С русским языком у Умара наблюдались серьезные перебои. Говорил он бойко, но коряво — на тягучий кавказский манер, подобно академику Кадырову. Школу он не заканчивал, поэтому ни читать, ни писать не умел, что парня очень тяготило. У него была русская жена Женя и двухлетняя дочка Лиза. Супруга писала разбойнику через день, но кроме фотографий разобрать он ничего не мог.
— Саня, братан, не могу я разобрать этот почерк, — издалека начал Умар, протягивая сокамернику две страницы убористой каллиграфии. — Может, ты разберешь.

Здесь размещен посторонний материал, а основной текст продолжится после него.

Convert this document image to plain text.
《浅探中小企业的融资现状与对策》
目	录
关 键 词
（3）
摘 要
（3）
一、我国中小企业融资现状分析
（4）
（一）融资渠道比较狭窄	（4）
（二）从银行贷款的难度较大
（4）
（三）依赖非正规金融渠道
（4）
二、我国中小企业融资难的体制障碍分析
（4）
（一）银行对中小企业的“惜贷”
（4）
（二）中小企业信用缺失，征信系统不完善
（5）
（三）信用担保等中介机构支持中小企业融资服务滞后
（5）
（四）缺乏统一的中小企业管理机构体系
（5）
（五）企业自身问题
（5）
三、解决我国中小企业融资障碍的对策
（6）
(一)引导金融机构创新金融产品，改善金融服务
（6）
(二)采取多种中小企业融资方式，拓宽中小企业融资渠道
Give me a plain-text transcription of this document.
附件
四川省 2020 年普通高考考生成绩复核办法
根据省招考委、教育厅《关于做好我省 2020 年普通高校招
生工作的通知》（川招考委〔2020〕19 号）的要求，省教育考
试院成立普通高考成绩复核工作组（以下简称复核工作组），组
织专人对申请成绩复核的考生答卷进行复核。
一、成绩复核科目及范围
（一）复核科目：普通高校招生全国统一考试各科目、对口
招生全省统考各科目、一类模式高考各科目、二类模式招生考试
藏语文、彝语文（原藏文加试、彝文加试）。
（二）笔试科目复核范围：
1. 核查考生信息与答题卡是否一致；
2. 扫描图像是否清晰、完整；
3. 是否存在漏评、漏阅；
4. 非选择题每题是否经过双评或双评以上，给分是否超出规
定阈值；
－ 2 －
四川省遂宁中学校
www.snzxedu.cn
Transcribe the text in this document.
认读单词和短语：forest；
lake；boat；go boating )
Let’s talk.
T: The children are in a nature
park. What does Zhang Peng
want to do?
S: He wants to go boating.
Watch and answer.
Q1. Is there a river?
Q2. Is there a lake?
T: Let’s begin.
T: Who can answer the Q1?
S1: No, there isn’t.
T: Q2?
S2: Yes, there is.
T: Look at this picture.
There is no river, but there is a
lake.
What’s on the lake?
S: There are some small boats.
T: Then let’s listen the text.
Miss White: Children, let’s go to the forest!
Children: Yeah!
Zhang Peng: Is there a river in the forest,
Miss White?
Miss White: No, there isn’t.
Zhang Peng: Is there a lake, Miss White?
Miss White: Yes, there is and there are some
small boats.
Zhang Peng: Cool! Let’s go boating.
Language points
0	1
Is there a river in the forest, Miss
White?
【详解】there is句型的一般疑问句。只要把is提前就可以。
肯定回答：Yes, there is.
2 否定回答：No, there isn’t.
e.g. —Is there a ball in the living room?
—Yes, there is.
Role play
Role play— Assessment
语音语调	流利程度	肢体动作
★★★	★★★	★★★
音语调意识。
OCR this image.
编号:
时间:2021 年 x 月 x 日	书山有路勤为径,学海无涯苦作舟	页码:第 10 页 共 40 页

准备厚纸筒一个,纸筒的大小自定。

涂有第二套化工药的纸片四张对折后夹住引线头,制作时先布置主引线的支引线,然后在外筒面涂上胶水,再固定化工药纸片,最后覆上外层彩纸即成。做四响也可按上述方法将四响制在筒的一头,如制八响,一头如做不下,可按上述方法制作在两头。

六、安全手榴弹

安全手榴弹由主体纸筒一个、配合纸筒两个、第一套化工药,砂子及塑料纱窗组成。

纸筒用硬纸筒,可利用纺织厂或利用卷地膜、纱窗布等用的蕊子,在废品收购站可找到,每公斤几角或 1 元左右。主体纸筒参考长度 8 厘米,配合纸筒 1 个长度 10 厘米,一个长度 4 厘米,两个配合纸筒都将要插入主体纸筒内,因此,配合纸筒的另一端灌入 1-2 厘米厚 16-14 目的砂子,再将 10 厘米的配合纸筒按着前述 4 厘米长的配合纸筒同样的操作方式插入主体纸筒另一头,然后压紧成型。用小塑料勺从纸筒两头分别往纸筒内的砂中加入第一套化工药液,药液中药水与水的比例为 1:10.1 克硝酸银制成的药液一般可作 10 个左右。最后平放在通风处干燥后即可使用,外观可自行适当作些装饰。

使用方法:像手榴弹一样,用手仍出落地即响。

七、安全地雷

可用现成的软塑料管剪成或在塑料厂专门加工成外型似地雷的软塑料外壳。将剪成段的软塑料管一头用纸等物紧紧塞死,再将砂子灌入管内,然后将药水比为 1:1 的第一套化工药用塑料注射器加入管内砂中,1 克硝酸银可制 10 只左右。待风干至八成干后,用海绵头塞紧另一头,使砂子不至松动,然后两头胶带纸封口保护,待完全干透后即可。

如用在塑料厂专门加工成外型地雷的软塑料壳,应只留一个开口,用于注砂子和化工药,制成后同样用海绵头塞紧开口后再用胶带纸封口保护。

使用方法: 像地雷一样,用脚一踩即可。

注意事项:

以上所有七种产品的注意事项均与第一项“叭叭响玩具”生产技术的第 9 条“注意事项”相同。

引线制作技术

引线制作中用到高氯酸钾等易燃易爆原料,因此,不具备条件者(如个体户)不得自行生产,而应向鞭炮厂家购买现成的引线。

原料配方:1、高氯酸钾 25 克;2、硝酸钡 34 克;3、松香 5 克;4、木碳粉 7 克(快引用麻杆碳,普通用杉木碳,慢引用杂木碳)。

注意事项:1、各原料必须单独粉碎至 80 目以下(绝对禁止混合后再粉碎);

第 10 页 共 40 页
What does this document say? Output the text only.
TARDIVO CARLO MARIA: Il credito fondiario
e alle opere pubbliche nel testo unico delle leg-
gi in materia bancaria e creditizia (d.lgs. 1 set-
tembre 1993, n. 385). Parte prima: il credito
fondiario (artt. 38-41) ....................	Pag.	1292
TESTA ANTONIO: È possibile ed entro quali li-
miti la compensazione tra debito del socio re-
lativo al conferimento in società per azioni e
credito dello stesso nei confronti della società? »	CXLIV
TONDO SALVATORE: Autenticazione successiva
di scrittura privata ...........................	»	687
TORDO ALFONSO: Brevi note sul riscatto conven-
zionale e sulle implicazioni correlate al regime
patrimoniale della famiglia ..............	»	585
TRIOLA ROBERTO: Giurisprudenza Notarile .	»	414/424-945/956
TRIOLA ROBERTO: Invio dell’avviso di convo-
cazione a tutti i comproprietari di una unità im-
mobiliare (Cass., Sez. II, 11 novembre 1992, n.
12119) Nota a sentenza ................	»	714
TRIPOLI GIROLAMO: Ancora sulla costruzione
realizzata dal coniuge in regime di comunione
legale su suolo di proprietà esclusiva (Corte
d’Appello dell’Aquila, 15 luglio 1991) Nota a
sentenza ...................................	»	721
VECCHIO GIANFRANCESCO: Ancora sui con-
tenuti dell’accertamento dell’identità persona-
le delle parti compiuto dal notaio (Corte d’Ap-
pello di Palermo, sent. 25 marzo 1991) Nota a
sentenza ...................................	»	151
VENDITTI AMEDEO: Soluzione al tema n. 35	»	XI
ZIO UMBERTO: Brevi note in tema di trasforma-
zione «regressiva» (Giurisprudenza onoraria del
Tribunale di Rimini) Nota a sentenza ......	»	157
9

Саша, смекнув, в чем дело, вслух прочел письмо. Затем под диктовку, добавив собственного воображения, он написал ответ. Довольный Умар тут же с аналогичной просьбой приволок «Постановление о предъявлении обвинения». К Сашиному удивлению, лимузины, избитые охранники и замученные проститутки в претензиях прокуратуры к ингушскому спортсмену не значились. Джигитам вменялись всего два экспроприированных КамАЗа.
— Умар, здесь какой-то кран и грузовик, — вполголоса просветил Саня ингуша.
— Тачек нет? — Лицо грабителя озарилось счастливым недоумением. — Только техника?
А бетономешалки там нет? «Вольво»? Двух?
— Только КамАЗы, — кивнул Саня.
Умар недоверчиво-испытующе посмотрел на собеседника, пытаясь уловить в его взгляде сучью оскомину, но натыкался только на босяцкое веселье.
— Умар, ты только про «Бентли» больше никому не рассказывай, — Саня вконец развеял подозрения Косого. — И русский подучи.
— Помоги, братуха! — живо откликнулся ингуш.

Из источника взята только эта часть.